How Chamber is governed and how the token works

Chamber inherits its governance framework from dHEDGE. Until the Chamber token (CHMR) goes live, DHT remains the governance token and everything in this section describes the system as it runs today.

How decisions are made

  • Meta-Proposals (DMPs) are the canonical mechanism for changing how governance itself works, or for authorising protocol-level decisions. DMPs are written on forum.dhedge.orgarrow-up-right, discussed in the thread, then voted on via Snapshot. See Meta-Proposals (DMP).
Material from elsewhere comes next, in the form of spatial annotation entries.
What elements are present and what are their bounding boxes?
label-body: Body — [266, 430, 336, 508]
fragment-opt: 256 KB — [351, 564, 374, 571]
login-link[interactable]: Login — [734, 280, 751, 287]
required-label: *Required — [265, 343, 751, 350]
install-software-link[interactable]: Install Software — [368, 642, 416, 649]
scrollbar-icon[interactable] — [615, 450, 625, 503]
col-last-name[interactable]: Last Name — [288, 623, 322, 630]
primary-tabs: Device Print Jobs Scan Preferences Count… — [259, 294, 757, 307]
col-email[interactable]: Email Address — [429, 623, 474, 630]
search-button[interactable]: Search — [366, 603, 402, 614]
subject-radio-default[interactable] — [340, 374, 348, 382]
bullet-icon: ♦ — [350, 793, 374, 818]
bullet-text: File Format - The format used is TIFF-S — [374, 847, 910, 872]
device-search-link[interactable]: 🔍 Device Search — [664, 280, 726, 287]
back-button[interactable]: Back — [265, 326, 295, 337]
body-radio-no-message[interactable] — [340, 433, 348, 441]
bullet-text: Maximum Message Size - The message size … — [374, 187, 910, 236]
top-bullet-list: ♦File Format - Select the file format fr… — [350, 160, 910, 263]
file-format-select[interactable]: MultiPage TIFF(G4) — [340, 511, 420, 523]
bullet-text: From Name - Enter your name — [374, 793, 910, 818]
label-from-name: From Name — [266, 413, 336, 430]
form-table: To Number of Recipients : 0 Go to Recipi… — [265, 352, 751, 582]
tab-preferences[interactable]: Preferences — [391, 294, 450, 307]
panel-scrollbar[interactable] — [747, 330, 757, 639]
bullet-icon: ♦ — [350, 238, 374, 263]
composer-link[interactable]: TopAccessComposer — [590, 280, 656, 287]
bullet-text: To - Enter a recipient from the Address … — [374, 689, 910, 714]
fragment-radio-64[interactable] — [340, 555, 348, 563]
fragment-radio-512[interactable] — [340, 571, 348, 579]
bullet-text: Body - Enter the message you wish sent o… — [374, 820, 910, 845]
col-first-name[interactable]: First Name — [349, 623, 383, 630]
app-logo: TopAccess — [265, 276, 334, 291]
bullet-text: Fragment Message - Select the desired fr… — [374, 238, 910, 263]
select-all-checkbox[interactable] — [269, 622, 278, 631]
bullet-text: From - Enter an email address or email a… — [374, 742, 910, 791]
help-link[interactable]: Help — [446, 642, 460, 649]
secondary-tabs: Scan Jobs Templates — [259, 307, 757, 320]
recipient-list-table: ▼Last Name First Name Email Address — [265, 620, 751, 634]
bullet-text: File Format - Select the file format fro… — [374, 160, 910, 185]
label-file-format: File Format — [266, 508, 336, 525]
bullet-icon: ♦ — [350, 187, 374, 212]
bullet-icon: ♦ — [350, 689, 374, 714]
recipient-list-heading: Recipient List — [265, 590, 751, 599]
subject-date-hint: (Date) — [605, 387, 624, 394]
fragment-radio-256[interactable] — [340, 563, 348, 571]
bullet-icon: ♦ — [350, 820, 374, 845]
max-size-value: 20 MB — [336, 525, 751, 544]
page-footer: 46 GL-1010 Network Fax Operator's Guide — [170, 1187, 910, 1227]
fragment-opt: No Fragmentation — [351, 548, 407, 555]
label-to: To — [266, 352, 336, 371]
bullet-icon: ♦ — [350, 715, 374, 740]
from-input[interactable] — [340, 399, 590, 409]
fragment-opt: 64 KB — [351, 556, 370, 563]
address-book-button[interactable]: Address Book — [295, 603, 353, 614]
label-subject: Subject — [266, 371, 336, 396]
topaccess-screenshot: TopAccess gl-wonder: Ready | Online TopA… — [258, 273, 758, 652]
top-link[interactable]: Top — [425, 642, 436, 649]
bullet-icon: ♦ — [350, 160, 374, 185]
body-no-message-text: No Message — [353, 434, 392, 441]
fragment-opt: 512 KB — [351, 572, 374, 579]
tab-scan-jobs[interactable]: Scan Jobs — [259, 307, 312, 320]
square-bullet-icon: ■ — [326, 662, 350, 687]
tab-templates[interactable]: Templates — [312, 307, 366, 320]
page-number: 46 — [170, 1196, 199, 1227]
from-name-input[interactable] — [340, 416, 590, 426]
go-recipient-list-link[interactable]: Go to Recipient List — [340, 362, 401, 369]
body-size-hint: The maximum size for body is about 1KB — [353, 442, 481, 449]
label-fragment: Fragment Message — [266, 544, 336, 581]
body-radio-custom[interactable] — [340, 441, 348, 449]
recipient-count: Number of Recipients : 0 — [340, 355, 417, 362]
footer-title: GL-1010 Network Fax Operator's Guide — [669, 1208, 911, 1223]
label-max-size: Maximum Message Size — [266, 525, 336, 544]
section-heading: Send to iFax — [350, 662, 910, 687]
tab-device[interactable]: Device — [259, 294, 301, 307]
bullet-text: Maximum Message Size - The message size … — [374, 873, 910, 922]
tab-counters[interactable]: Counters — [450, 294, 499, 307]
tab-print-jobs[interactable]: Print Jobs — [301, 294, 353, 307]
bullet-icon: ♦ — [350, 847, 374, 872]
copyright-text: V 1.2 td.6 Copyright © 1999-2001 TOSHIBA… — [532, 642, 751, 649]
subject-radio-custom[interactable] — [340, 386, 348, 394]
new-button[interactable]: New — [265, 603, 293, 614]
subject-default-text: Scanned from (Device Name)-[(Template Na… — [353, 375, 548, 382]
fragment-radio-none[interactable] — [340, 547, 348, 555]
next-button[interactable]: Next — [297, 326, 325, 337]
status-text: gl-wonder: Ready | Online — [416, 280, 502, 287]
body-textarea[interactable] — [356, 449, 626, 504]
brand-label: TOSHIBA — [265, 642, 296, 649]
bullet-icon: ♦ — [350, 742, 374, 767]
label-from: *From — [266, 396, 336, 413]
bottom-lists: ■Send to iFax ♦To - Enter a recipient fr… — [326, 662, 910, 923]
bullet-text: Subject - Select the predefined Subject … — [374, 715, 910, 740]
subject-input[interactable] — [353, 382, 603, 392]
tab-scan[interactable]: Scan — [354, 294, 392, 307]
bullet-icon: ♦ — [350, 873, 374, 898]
  • Voting runs on Snapshot using DHT held in the voter's wallet. The earlier staking-for-voting system (vDHT) is no longer active — see Legacy staking.

  • Execution is performed by the DAO multisig acting on the outcome of a passing vote. There is no onchain governor contract with automatic execution today.

What governance controls

  • The protocol admin fee (currently 10% of manager fees, set by token holders)

  • Treasury allocations, reallocations, and liquidations

  • Additions and changes to the governance process itself (via DMPs)

  • Strategic decisions at the DAO level: grants, partnerships, major product direction

The token

  • DHT — fixed supply of 100,000,000. Launched September 2020. Used for voting and revenue share. See DHT (legacy).

  • CHMR (Chamber token) — placeholder. Most mechanics will inherit from DHT. See Chamber tokenomics.

What changes at rebrand

Mechanics carry over. The token symbol, the DAO name, and the governance surfaces (forum, Snapshot space) may be renamed alongside the rebrand, but the DMP process and revenue share continue to work the way they do on dHEDGE today.